The SMITHSONIAN again notes that Key was a founding member and active leader of the American Colonization, of which the primary goal was to send free African-Americans back to Africa. Keys, even though he abhorred slavery, and fought to free slaves at times, was removed from the board in 1833 as its policies shifted toward abolitionist. The mood of the nation as a whole was shifting. While Keys couldn’t envision a multi-ethnic nation, others could. But Keys position wasn’t necessarily “racist,” as some ex-slaves wanted the same. To recall a portion of the above quote from the Capital Historical Society, “…Wendell, unlike Key, foresaw not only the inevitable emancipation of the nation’s slaves, but also the freed African Americans gaining full citizen rights and ensuring the country’s preservation.”

YOU SEE, people change… as do nations (because they, like corporations, are made up of people). I make  this point in my post on AUGUSTINE, who is often used to support old-earth positions… but little know that later in his life he rejected the old-earth view and wrote quite a bit on the young earth (creationist) viewpoint.

A man needs to be judged by his life’s journey. As do nations.

Likewise, conservatives believe that Robert Byrd may have sincerely changed his formerly racist beliefs. But when Democrats accuse Republicans of racism because they went to Strom Thurmond’s (one of the only major Dixiecrats to change to Republican – watch here and here) funeral and gave him praise, even though he changed his views on race/racism. All we point out is that if praising an ex Dixiecrat at a funeral makes one racist… then what does lauding a KKK Grand Kleagle at his funeral make Democrats?

A man needs to be judged by his life’s journey.

So does a nation.

Here is the rest of the SMITHSONIAN piece I wish to excerpt:

A religious man, Key believed slavery sinful; he campaigned for suppression of the slave trade. “Where else, except in slavery,” he asked, “was ever such a bed of torture prepared?” Yet the same man, who coined the expression “the land of the free,” was himself an owner of slaves who defended in court slaveholders’ rights to own human property.
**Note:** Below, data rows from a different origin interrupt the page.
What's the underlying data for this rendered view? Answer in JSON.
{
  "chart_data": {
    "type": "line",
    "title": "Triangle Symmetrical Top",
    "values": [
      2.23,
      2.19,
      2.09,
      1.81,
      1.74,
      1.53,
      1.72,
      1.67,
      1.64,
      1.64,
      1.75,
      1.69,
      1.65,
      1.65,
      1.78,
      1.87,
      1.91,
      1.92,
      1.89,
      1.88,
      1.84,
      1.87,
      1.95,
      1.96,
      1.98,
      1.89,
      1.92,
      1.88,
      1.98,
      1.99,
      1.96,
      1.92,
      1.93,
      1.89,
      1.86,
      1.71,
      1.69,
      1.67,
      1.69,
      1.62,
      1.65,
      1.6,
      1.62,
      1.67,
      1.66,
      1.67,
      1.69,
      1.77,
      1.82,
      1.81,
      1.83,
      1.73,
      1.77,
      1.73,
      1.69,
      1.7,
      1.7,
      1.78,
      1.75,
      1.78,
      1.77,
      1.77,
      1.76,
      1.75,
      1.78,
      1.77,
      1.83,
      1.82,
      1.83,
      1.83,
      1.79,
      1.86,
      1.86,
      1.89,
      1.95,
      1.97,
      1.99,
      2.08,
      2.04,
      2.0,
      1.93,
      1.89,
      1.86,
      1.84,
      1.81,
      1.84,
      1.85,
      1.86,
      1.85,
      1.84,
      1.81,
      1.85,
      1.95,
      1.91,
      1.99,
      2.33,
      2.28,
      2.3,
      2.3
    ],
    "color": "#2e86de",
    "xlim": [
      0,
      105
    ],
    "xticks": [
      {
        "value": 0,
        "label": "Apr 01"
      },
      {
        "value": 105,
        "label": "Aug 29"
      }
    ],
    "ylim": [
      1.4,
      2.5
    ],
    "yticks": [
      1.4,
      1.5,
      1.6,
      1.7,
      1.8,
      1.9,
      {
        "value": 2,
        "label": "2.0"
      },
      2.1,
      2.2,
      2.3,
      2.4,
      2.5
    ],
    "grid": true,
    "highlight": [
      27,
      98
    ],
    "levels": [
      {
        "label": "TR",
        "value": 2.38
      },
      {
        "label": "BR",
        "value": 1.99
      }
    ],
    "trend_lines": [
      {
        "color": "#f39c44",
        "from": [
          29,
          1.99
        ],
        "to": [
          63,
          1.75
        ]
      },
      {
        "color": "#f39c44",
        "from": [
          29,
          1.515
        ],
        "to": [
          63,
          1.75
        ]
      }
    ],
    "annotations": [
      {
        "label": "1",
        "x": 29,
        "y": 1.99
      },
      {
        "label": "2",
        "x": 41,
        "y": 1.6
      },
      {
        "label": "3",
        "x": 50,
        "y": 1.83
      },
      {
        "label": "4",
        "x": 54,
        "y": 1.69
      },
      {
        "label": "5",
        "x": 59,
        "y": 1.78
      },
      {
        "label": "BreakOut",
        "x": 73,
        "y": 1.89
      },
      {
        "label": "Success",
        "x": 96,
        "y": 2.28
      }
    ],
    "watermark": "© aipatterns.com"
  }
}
Key believed that the best solution was for African-Americans to “return” to Africa—although by then most had been born in the United States. He was a founding member of the American Colonization Society, the organization dedicated to that objective; its efforts led to the creation of an independent Liberia on the west coast of Africa in 1847. Although the society’s efforts were directed at the small percentage of free blacks, Key believed that the great majority of slaves would eventually join the exodus. That assumption, of course, proved to be a delusion. “Ultimately,” says historian Egerton, “the proponents of colonization represent a failure of imagination. They simply cannot envision a multiracial society. The concept of moving people around as a solution was widespread and being applied to Indians as well.”

You see, Americans’ belief then was “not merely in themselves [shocker to millennials] but also in their future…. lying just beyond the western horizon” (ibid). And that is key. As Paul Johnson rightly notes in his history book on America:

can a nation rise above the injustices of its origins and, by its moral purpose and performance, atone for them? All nations are born in war, conquest, and crime, usually concealed by the obscurity of a distant past. The United States, from its earliest colonial times, won its title-deeds in the full blaze of recorded history, and the stains on them are there for all to see and censure: the dispossession of a indigenous people, and the securing of self-sufficiency through the sweat and pain of an enslaved race. In the judgmental scales of history, such grievous wrongs must be balanced by the erection of a society dedicated to justice and fairness.”

Paul Johnson, A History of the American People (New York, NY: Harper Perenial, 1997), 3.